Although he’d been working alongside mainstream actors like Richard Chamberlain in “The Thorn Birds” for eight years before his role in “Field of Dreams,” he said meeting Hollywood greats like Costner, James Earl Jones and Burt Lancaster was nothing less than a dream come true.
“I think I’ve always been a little bit of a star-struck kid, always the kind of guy to walk up and ask ‘can I take my picture with you?’” Brown said. “Meeting Burt Lancaster was amazing, I talk about it in the book; I made an effort to say hello to him. James Earl Jones I was just afraid to talk to, but he’s just the nicest guy you could ever imagine. I mean his voice is Darth Vader! As much as you appreciate it on-screen, it’s just a phenomenon in itself. With Kevin, his career was really kicking off and everybody wanted to get to know him. He’s just a super nice guy.”
Brown said although meeting the stars in Hollywood is always fun, ironically most of his best friends he’s met while in Los Angeles are from Ohio, and parts of his life growing up in the Medina area always seem to seep into his lifestyle.
“There’s just something about good Midwestern people I gravitate toward. It just ends up being who I like to spend my time with,” he said. “One thing I’ve realized, too, is the benefit of being in the middle of nowhere. Growing up I had 52 acres to run around on, and I love the outdoors. So when I wanted to settle down I was yearning for the farm country of Ohio, and I’ve found that for the most part in the first house I bought out here.”

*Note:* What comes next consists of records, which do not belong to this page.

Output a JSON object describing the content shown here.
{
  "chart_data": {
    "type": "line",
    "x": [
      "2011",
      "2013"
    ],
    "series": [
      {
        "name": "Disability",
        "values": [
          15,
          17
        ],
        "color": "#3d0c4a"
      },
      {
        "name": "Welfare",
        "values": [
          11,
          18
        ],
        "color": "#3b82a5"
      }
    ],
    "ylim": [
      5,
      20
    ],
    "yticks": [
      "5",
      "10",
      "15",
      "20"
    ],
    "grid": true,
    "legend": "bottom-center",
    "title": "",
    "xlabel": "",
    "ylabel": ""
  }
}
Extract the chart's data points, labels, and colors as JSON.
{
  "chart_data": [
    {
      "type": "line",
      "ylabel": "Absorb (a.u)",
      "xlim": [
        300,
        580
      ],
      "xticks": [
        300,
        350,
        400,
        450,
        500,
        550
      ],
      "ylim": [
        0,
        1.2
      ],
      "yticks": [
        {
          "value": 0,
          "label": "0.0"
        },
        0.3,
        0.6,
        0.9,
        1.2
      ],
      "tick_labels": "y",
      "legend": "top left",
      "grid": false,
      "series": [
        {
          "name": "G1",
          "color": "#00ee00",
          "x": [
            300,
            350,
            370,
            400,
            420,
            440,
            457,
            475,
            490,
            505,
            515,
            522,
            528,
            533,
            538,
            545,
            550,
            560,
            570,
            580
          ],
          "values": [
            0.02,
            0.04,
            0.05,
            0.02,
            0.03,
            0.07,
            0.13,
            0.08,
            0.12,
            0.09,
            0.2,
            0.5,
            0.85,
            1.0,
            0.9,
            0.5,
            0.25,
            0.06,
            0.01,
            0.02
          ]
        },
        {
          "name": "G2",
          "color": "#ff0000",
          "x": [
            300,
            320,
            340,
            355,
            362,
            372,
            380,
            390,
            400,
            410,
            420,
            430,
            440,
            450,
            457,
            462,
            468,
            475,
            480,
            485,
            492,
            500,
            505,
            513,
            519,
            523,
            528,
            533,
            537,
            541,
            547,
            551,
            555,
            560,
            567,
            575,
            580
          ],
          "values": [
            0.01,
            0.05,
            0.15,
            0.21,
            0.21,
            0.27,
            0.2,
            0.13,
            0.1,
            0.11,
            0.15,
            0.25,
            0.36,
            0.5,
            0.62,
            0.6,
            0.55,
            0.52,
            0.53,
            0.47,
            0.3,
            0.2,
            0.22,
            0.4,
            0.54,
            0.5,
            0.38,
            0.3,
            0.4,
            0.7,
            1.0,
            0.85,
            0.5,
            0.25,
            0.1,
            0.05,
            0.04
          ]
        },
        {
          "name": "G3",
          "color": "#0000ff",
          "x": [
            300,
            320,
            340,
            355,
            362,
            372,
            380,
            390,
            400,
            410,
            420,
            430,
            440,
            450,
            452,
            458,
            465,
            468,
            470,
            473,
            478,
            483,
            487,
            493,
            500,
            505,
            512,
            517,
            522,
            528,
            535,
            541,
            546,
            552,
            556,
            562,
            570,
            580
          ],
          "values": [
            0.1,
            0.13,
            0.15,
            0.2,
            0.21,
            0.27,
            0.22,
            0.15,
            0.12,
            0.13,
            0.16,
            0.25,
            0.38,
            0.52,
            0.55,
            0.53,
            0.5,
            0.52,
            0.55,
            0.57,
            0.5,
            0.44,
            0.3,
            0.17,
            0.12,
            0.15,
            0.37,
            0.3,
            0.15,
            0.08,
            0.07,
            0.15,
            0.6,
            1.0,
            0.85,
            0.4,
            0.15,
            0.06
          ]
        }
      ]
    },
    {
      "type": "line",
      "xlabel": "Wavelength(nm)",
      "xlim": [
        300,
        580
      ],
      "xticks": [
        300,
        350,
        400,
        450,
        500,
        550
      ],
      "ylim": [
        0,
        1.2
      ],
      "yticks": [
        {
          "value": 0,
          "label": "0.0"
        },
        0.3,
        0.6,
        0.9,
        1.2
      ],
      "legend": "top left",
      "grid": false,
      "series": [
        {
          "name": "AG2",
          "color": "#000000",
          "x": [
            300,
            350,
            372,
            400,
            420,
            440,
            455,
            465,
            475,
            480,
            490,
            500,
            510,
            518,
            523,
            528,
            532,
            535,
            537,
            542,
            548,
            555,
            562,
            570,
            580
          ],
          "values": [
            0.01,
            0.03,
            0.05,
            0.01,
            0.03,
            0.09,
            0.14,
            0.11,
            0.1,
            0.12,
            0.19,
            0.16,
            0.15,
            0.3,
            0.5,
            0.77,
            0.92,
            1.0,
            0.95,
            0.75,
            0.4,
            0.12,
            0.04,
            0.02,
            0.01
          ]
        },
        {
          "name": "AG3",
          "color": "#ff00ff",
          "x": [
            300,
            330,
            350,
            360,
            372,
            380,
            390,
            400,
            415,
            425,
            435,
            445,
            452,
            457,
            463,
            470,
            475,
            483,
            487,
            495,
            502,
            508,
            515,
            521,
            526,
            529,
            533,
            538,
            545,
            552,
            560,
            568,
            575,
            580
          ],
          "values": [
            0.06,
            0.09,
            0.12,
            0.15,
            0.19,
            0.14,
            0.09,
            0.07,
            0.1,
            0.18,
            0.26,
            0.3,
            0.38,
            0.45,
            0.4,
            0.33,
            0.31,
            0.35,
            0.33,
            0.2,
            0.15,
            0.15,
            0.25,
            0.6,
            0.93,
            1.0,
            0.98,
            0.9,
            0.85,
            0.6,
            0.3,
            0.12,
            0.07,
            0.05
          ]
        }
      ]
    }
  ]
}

Brown said his plan is to officially release his book on Father’s Day, June 15, at the Lansing Road field where his scene was shot in Dyersville. However, the book may be released earlier, likely in late April or early May, on Amazon.com. For updates, follow Brown’s progress at his Web site www.dwierbrown.com.
Brown said although it depends on the finances raised from his Indiegogo campaign – a Web site that helps independent projects gain exposure and raise money – he would like to travel to minor league ballparks throughout the Midwest to share stories and sign books. Dates for the potential tour can also be found at www.dwierbrown.com.